La Maison au bout de la rue

La Maison au bout de la rue
2012
Mark Tonderai

Comme pour La Cabane dans les bois, le film est une petite production horrifique qui s’est tournée deux ans avant sa sortie, faute de salles voulant le diffuser. Et comme pour son homologue, la situation a quelque peu changé avec la sortie d’Hunger Games, offrant un statut de super-star à son héroïne Jennifer Lawrence, déjà bien lancé avec sa nomination aux Oscars en 2011 pour Winter’s Bone. Et ce dimanche aux Etats-Unis – ou plutôt lundi dans la nuit pour les français insomniaques – l’actrice a été sacrée lors de cette même cérémonie. En revanche, le film aura dû se contenter en France d’une simple sortie DVD.

Comme bon nombre de film du genre, une petite ville de la région des lacs accueille une nouvelle famille, avec la mère et la fille (Jennifer Lawrence). Peu superstitieuses, elles s’installeront dans une maisons voisine de celle d’un meurtre : une petite fille y a tué ses parents.

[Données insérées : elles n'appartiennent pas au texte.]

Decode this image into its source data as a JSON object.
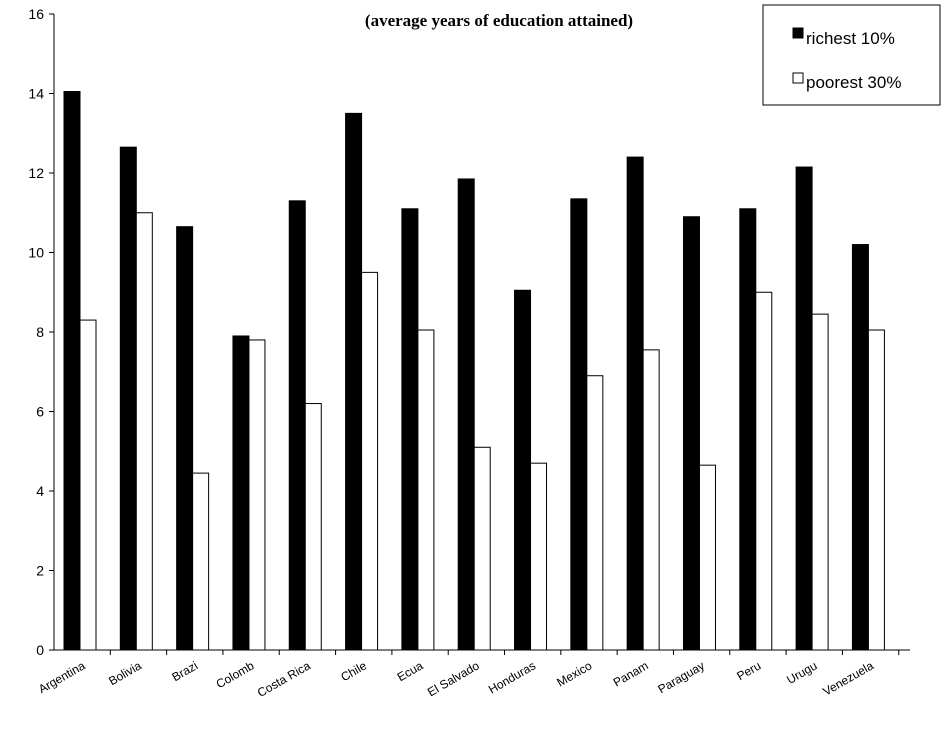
{
  "chart_data": {
    "type": "bar",
    "title": "(average years of education attained)",
    "xlabel": "",
    "ylabel": "",
    "ylim": [
      0,
      16
    ],
    "yticks": [
      0,
      2,
      4,
      6,
      8,
      10,
      12,
      14,
      16
    ],
    "grid": false,
    "legend_position": "top-right",
    "categories": [
      "Argentina",
      "Bolivia",
      "Brazil",
      "Colombia",
      "Costa Rica",
      "Chile",
      "Ecuador",
      "El Salvador",
      "Honduras",
      "Mexico",
      "Panama",
      "Paraguay",
      "Peru",
      "Uruguay",
      "Venezuela"
    ],
    "category_labels": [
      "Argentina",
      "Bolivia",
      "Brazi",
      "Colomb",
      "Costa Rica",
      "Chile",
      "Ecua",
      "El Salvado",
      "Honduras",
      "Mexico",
      "Panam",
      "Paraguay",
      "Peru",
      "Urugu",
      "Venezuela"
    ],
    "series": [
      {
        "name": "richest 10%",
        "color": "#000000",
        "values": [
          14.05,
          12.65,
          10.65,
          7.9,
          11.3,
          13.5,
          11.1,
          11.85,
          9.05,
          11.35,
          12.4,
          10.9,
          11.1,
          12.15,
          10.2
        ]
      },
      {
        "name": "poorest 30%",
        "color": "#ffffff",
        "values": [
          8.3,
          11.0,
          4.45,
          7.8,
          6.2,
          9.5,
          8.05,
          5.1,
          4.7,
          6.9,
          7.55,
          4.65,
          9.0,
          8.45,
          8.05
        ]
      }
    ]
  }
}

Chez sa tante aux moments des faits, leur fils Ryan (Max Thieriot) désormais majeur y vit seul, ou du moins en apparence. Cachée et enfermée dans son sous-sol, sa sœur démente vit encore avec lui. De nature aimable, la fraîchement débarquée Elissa croit faire une bonne action en sympathisant avec le pauvre rejeton du village, méprisé par tous. Mais la vérité est ailleurs…

Mixe entre un teen-movie classique et du plutôt bof film d’horreur, le film nous aguiche au début uniquement grâce à son actrice et le semblant de suspense. Assez long à démarrer, le film réutilise avec facilité les codes habituels du genre, mais il garde le spectateur en alerte grâce à ses pistes sentimentales et quelques éléments de flou. Puis soudain, dans la seconde moitié, le film bascule à la manière du légendaire Paranoiak et fait montre de quelques ambitions scénaristiques, relançant carrément l’intérêt. L’originalité est bien loin, mais en piochant quelques bonnes idées de ci de là, le film arrive à s’en tirer avec les honneurs, maintenant son faux suspense jusqu’à la fin. Et c’est déjà pas si mal.